The Namecoin and Emercoin blockchains were designed to provide decentralized and takedown-resistant domain names to users with the reported goal of promoting free speech. By leveraging unofficial Top-Level Domains (TLDs) such as .bit and alternate DNS resolution methods such as the OpenNIC project, users can register and configure their own domains on these blockchains at a relatively cheap price.
In recent years, cybercriminals have adopted and abused this infrastructure and implemented it into well-known malware such as Dimnie, Smoke Loader, and Necurs as well as larger, more targeted workflows. The resiliency of blockchain techology prevents researchers and ISPs from taking down or sinkholing these domains. In addition, limited public knowledge of this threat in a larger context and the constraint of alternative DNS resolution mitigates an analyst's ability to map out related domains and IP addresses when malicious activity is identified.

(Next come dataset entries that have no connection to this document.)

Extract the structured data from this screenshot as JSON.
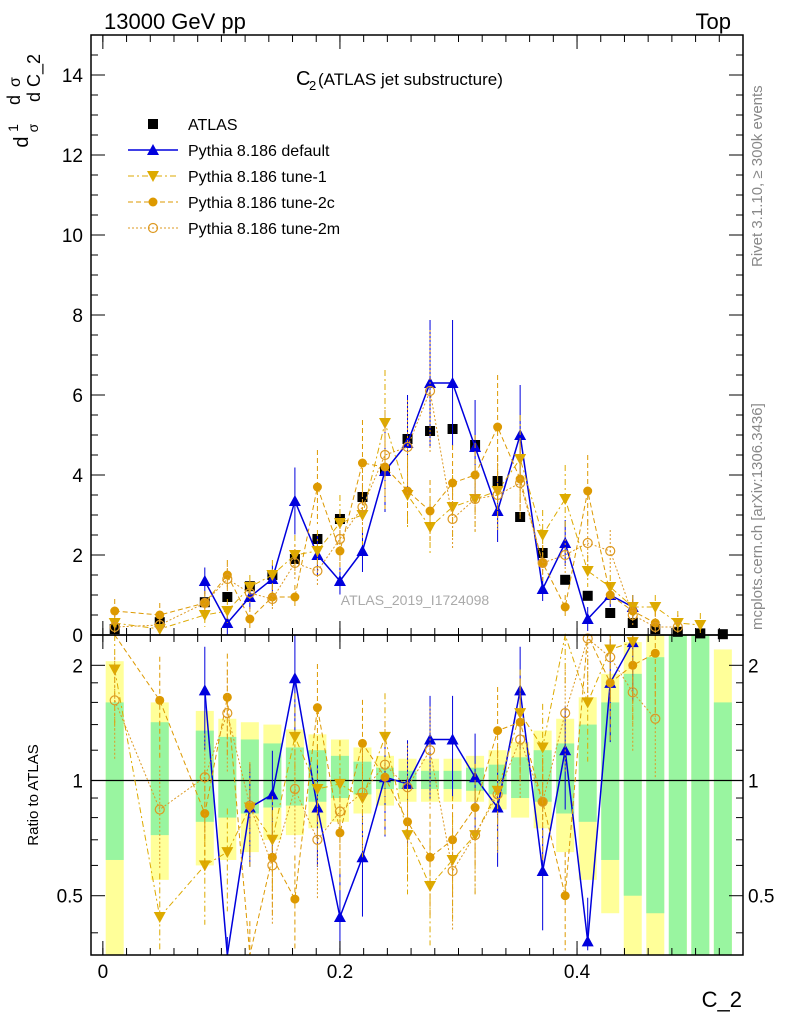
{
  "header": {
    "left": "13000 GeV pp",
    "right": "Top"
  },
  "top_panel": {
    "title_main": "C",
    "title_sub": "2",
    "title_rest": " (ATLAS jet substructure)",
    "ylabel_parts": [
      "d",
      "1",
      "σ",
      "d",
      "σ",
      "d C_2"
    ],
    "watermark": "ATLAS_2019_I1724098",
    "ytick_labels": [
      "0",
      "2",
      "4",
      "6",
      "8",
      "10",
      "12",
      "14"
    ]
  },
  "side_labels": {
    "rivet": "Rivet 3.1.10, ≥ 300k events",
    "mcplots": "mcplots.cern.ch [arXiv:1306.3436]"
  },
  "bottom_panel": {
    "ylabel": "Ratio to ATLAS",
    "ytick_labels": [
      "0.5",
      "1",
      "2"
    ]
  },
  "xaxis": {
    "label": "C_2",
    "tick_labels": [
      "0",
      "0.2",
      "0.4"
    ]
  },
  "legend": [
    {
      "label": "ATLAS",
      "color": "#000000",
      "marker": "square",
      "line": "none"
    },
    {
      "label": "Pythia 8.186 default",
      "color": "#0000dd",
      "marker": "triangle-up",
      "line": "solid"
    },
    {
      "label": "Pythia 8.186 tune-1",
      "color": "#ddaa00",
      "marker": "triangle-down",
      "line": "dashdot"
    },
    {
      "label": "Pythia 8.186 tune-2c",
      "color": "#dd9900",
      "marker": "circle",
      "line": "dashed"
    },
    {
      "label": "Pythia 8.186 tune-2m",
      "color": "#dd9922",
      "marker": "open-circle",
      "line": "dotted"
    }
  ],
  "chart_data": {
    "type": "scatter",
    "title": "C_2 (ATLAS jet substructure)",
    "xlabel": "C_2",
    "ylabel": "1/σ dσ/dC_2",
    "xlim": [
      -0.01,
      0.54
    ],
    "ylim": [
      0,
      15
    ],
    "ratio_ylim": [
      0.35,
      2.4
    ],
    "ratio_ylabel": "Ratio to ATLAS",
    "ratio_scale": "log",
    "x": [
      0.01,
      0.048,
      0.086,
      0.105,
      0.124,
      0.143,
      0.162,
      0.181,
      0.2,
      0.219,
      0.238,
      0.257,
      0.276,
      0.295,
      0.314,
      0.333,
      0.352,
      0.371,
      0.39,
      0.409,
      0.428,
      0.447,
      0.466,
      0.485,
      0.504,
      0.523
    ],
    "series": [
      {
        "name": "ATLAS",
        "values": [
          0.15,
          0.32,
          0.82,
          0.95,
          1.22,
          1.5,
          1.9,
          2.4,
          2.9,
          3.45,
          4.1,
          4.9,
          5.1,
          5.15,
          4.75,
          3.85,
          2.95,
          2.05,
          1.38,
          0.98,
          0.55,
          0.3,
          0.15,
          0.08,
          0.04,
          0.02
        ]
      },
      {
        "name": "Pythia 8.186 default",
        "values": [
          null,
          null,
          1.35,
          0.3,
          0.95,
          1.4,
          3.35,
          2.0,
          1.35,
          2.1,
          4.1,
          4.8,
          6.3,
          6.3,
          4.7,
          3.1,
          5.0,
          1.15,
          2.3,
          0.4,
          1.0,
          0.7,
          null,
          null,
          null,
          null
        ],
        "ratio": [
          null,
          null,
          1.72,
          0.3,
          0.85,
          0.92,
          1.85,
          0.85,
          0.44,
          0.63,
          1.02,
          0.98,
          1.28,
          1.28,
          1.02,
          0.85,
          1.72,
          0.58,
          1.2,
          0.38,
          1.8,
          2.3,
          null,
          null,
          null,
          null
        ]
      },
      {
        "name": "Pythia 8.186 tune-1",
        "values": [
          0.3,
          0.15,
          0.5,
          0.6,
          1.2,
          1.5,
          2.0,
          2.1,
          2.8,
          3.0,
          5.3,
          3.5,
          2.7,
          3.2,
          3.4,
          3.6,
          4.4,
          2.5,
          3.4,
          1.6,
          1.2,
          0.7,
          0.7,
          0.3,
          0.25,
          null
        ],
        "ratio": [
          1.95,
          0.44,
          0.6,
          0.65,
          0.85,
          0.7,
          1.3,
          0.95,
          0.98,
          0.9,
          1.3,
          0.72,
          0.53,
          0.62,
          0.72,
          0.94,
          1.5,
          1.22,
          2.45,
          1.6,
          2.2,
          2.3,
          null,
          null,
          null,
          null
        ]
      },
      {
        "name": "Pythia 8.186 tune-2c",
        "values": [
          0.6,
          0.5,
          0.8,
          1.5,
          0.4,
          0.95,
          0.95,
          3.7,
          2.1,
          4.3,
          4.2,
          3.6,
          3.1,
          3.8,
          4.0,
          5.2,
          3.9,
          1.8,
          0.7,
          3.6,
          1.0,
          0.6,
          0.3,
          null,
          null,
          null
        ],
        "ratio": [
          4.0,
          1.62,
          0.82,
          1.65,
          0.33,
          0.63,
          0.49,
          1.55,
          0.73,
          1.25,
          1.02,
          0.78,
          0.63,
          0.7,
          0.85,
          1.35,
          1.42,
          0.88,
          0.5,
          3.6,
          1.8,
          2.0,
          2.15,
          null,
          null,
          null
        ]
      },
      {
        "name": "Pythia 8.186 tune-2m",
        "values": [
          0.2,
          0.25,
          0.8,
          1.4,
          1.05,
          0.9,
          1.8,
          1.6,
          2.4,
          3.2,
          4.5,
          4.7,
          6.1,
          2.9,
          3.4,
          3.5,
          3.8,
          1.8,
          2.0,
          2.3,
          2.1,
          0.5,
          0.2,
          0.2,
          null,
          null
        ],
        "ratio": [
          1.62,
          0.84,
          1.02,
          1.5,
          0.86,
          0.6,
          0.95,
          0.7,
          0.83,
          0.93,
          1.1,
          0.96,
          1.2,
          0.58,
          0.72,
          0.92,
          1.28,
          0.88,
          1.5,
          2.35,
          2.1,
          1.7,
          1.45,
          null,
          null,
          null
        ]
      }
    ],
    "ratio_band_inner": {
      "lo": [
        0.62,
        0.72,
        0.78,
        0.8,
        0.82,
        0.85,
        0.86,
        0.88,
        0.9,
        0.92,
        0.95,
        0.95,
        0.95,
        0.95,
        0.94,
        0.92,
        0.9,
        0.88,
        0.82,
        0.78,
        0.62,
        0.5,
        0.45,
        0.3,
        0.3,
        0.35
      ],
      "hi": [
        1.6,
        1.42,
        1.35,
        1.3,
        1.28,
        1.25,
        1.22,
        1.2,
        1.16,
        1.12,
        1.08,
        1.06,
        1.06,
        1.06,
        1.08,
        1.1,
        1.15,
        1.2,
        1.25,
        1.4,
        1.6,
        1.9,
        2.1,
        2.5,
        2.5,
        1.6
      ]
    },
    "ratio_band_outer": {
      "lo": [
        0.3,
        0.55,
        0.6,
        0.62,
        0.65,
        0.7,
        0.72,
        0.75,
        0.78,
        0.82,
        0.86,
        0.88,
        0.88,
        0.88,
        0.88,
        0.84,
        0.8,
        0.75,
        0.65,
        0.55,
        0.45,
        0.35,
        0.3,
        0.25,
        0.25,
        0.25
      ],
      "hi": [
        2.05,
        1.6,
        1.52,
        1.45,
        1.42,
        1.4,
        1.36,
        1.32,
        1.28,
        1.22,
        1.16,
        1.14,
        1.14,
        1.14,
        1.16,
        1.2,
        1.26,
        1.35,
        1.45,
        1.65,
        1.9,
        2.3,
        2.6,
        3.0,
        3.0,
        2.2
      ]
    },
    "grid": false,
    "legend_position": "top-left"
  }
}
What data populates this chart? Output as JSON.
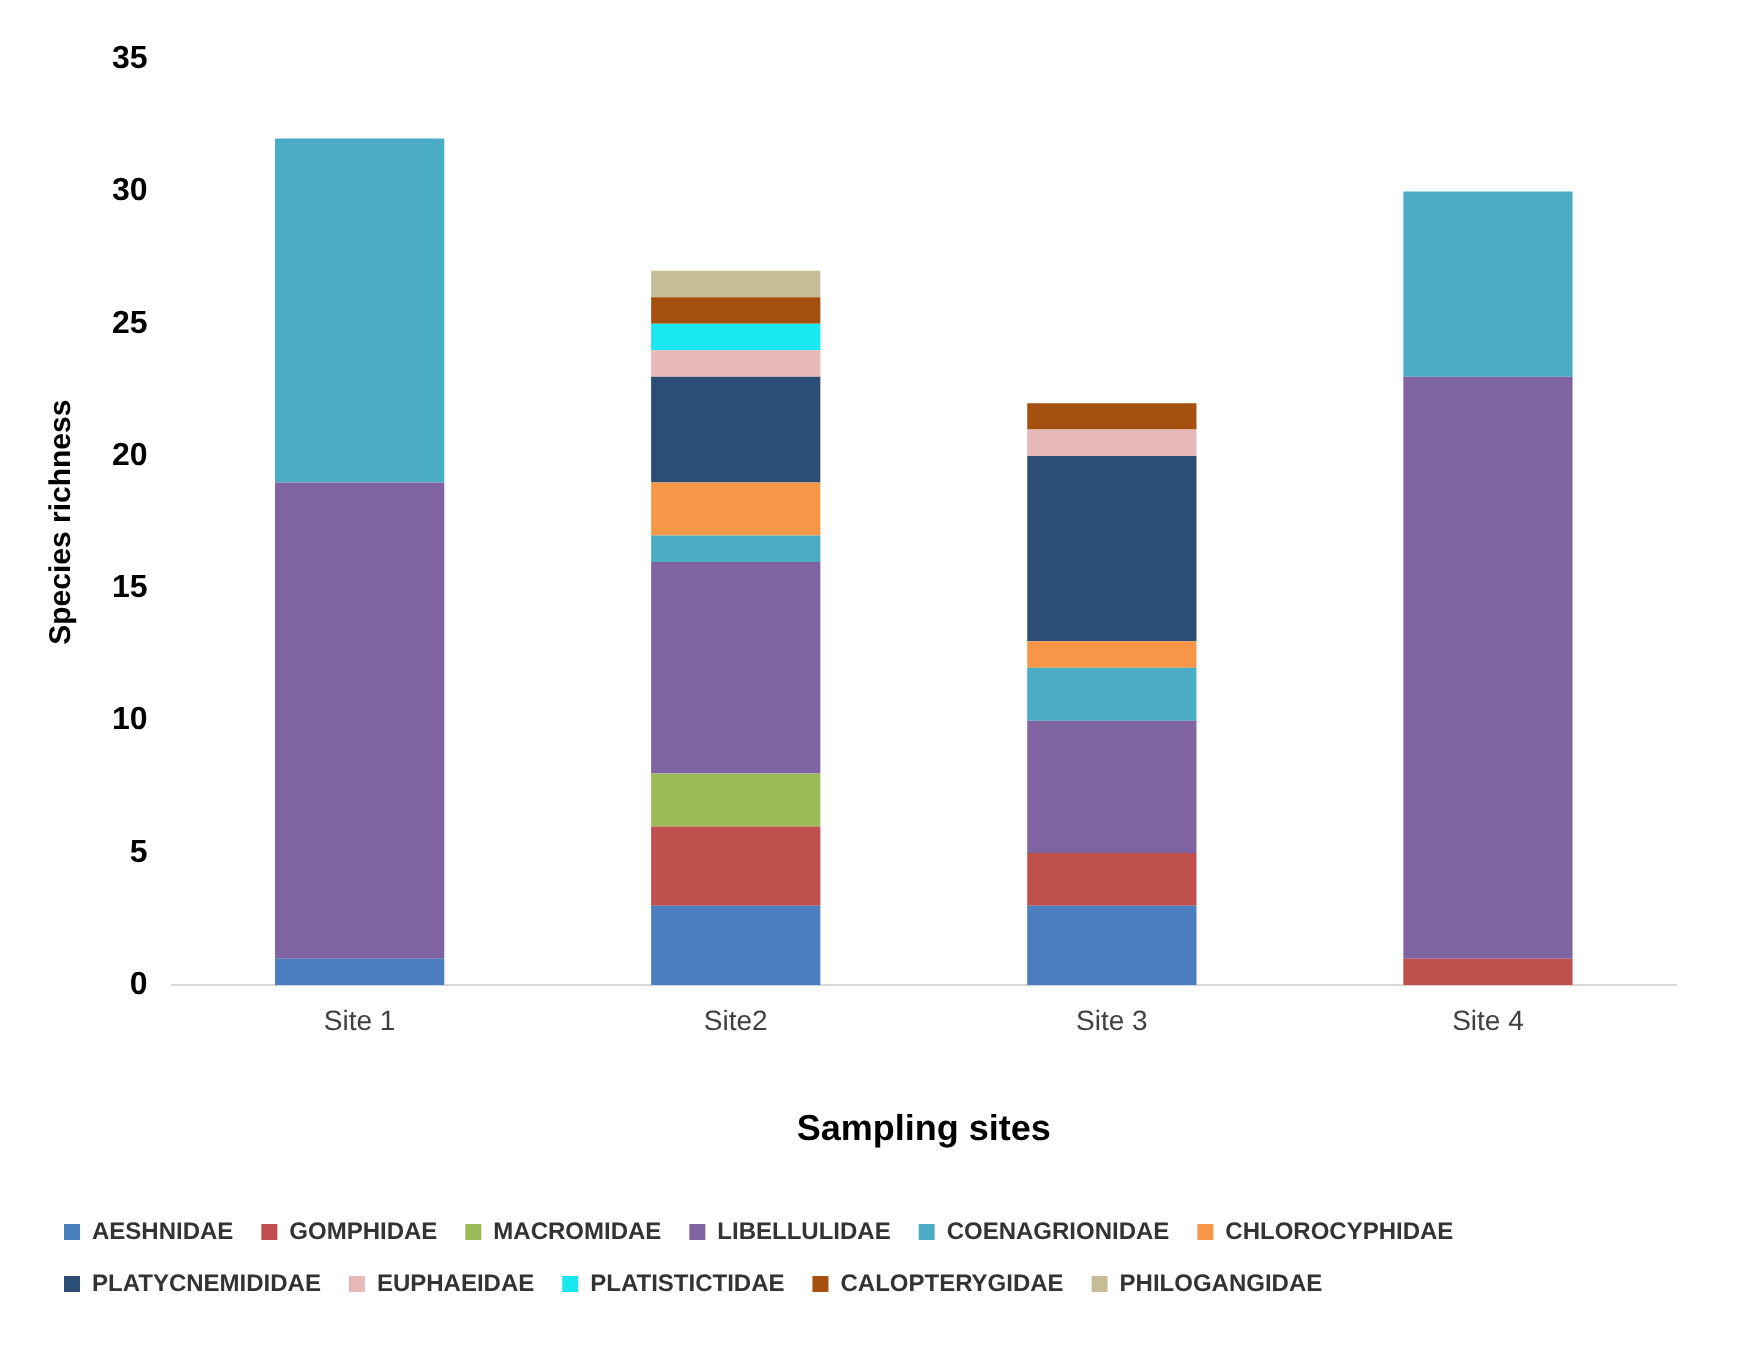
{
  "chart_data": {
    "type": "bar",
    "stacked": true,
    "xlabel": "Sampling sites",
    "ylabel": "Species richness",
    "categories": [
      "Site 1",
      "Site2",
      "Site 3",
      "Site 4"
    ],
    "series": [
      {
        "name": "AESHNIDAE",
        "color": "#4a7ebf",
        "values": [
          1,
          3,
          3,
          0
        ]
      },
      {
        "name": "GOMPHIDAE",
        "color": "#c0504d",
        "values": [
          0,
          3,
          2,
          1
        ]
      },
      {
        "name": "MACROMIDAE",
        "color": "#9bbb59",
        "values": [
          0,
          2,
          0,
          0
        ]
      },
      {
        "name": "LIBELLULIDAE",
        "color": "#8064a2",
        "values": [
          18,
          8,
          5,
          22
        ]
      },
      {
        "name": "COENAGRIONIDAE",
        "color": "#4bacc6",
        "values": [
          13,
          1,
          2,
          7
        ]
      },
      {
        "name": "CHLOROCYPHIDAE",
        "color": "#f79646",
        "values": [
          0,
          2,
          1,
          0
        ]
      },
      {
        "name": "PLATYCNEMIDIDAE",
        "color": "#2c4d75",
        "values": [
          0,
          4,
          7,
          0
        ]
      },
      {
        "name": "EUPHAEIDAE",
        "color": "#e6b9b8",
        "values": [
          0,
          1,
          1,
          0
        ]
      },
      {
        "name": "PLATISTICTIDAE",
        "color": "#1ae8f0",
        "values": [
          0,
          1,
          0,
          0
        ]
      },
      {
        "name": "CALOPTERYGIDAE",
        "color": "#a5500f",
        "values": [
          0,
          1,
          1,
          0
        ]
      },
      {
        "name": "PHILOGANGIDAE",
        "color": "#c4bd97",
        "values": [
          0,
          1,
          0,
          0
        ]
      }
    ],
    "ylim": [
      0,
      35
    ],
    "yticks": [
      0,
      5,
      10,
      15,
      20,
      25,
      30,
      35
    ],
    "grid": false,
    "legend": "bottom"
  }
}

On the other hand, blockchain-based infrastructure comes with a serious drawback: data added to or removed from these blockchains becomes a permanent record of a threat actor's activity. This talk is intended to leverage this attribute to tackle these issues, providing high and medium-confidence methodologies for mapping out these blockchains through TTP analysis, script-based transaction mapping, and index-based infrastructure correlation. In doing so, analysts will be able to generate additional intelligence surrounding a threat and proactively identify likely malicious domains as they are registered or become active on the blockchain.